Let \(A, B\) be square (complex) matrices such that \(|B| \le A\). Then it is well known that \(\rho(B) \le \rho(|B|) \le \rho(A)\), where \(\rho\) denotes the spectral radius (largest absolute value of all eigenvalues). See, for example, Theorem 8.4.5 of Horn and Johnson (2013). In my recent paper, we needed to use the spectral abscissa (largest real part of all eigenvalues) instead of the spectral radius. By analogy, we can make the following conjecture: if \(A, B\) are square complex matrices such that \(\mathrm{Re} b_{nn} \le a_{nn}\) for all \(n\) and \(|b_{nn’}| \le a_{nn’}\) for all \(n \neq n’\), then is it true that \(\zeta(B) \le \zeta(A)\), where \(\zeta\) denotes the spectral abscissa?
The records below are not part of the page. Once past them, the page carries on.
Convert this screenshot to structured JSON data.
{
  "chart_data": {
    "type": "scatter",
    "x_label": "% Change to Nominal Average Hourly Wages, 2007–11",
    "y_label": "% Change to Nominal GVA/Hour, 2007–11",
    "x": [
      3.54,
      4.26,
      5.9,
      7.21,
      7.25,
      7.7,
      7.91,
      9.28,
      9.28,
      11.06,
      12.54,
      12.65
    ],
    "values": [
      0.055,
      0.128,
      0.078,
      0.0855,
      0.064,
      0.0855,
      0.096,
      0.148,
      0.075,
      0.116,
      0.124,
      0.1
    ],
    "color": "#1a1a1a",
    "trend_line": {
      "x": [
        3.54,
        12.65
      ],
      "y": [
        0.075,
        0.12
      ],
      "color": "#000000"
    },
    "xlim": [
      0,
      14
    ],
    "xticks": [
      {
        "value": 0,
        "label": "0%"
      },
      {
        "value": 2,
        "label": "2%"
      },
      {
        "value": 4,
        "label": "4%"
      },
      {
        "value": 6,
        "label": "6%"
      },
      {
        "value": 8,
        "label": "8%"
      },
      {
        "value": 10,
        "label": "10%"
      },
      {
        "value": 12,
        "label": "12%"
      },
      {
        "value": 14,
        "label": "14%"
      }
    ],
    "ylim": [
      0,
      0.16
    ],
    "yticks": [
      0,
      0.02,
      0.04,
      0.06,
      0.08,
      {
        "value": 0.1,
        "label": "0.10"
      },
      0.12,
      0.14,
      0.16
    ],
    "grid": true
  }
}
There is a restaurant called “The Bistro” on UCSD campus. Although I don’t like this restaurant because it’s basically a fusion American Asian place, sometimes I have to eat there when we take seminar speakers for lunch. Once I ordered some fried cod (neither quite fish and chips nor tempura). On the menu it said the dish comes with brown rice, so I asked the server to substitute white rice for brown rice. (Most Japanese people eat white rice - only those with strong opinions eat brown rice, though obviously the latter is healthier.) When the dish arrived, I was stunned that the rice, though white, was sushi rice (i.e., vinegared rice). I asked the server to bring proper white rice but she didn’t know the difference. Since then, whenever I organize the seminar lunch, I choose a different place.

I have created a new website. I have been using Google Sites to create my old website. I like the classic Google Sites because it allows the user to take control of the structure by programming in html. However, the new Google Sites no longer have this feature, and since the classic Google Sites will be discontinued in 2021, I had to do something else. After a bit of Google search, I found this template, which is exactly what I wanted (ability to take full control, free, no advertisements, etc.).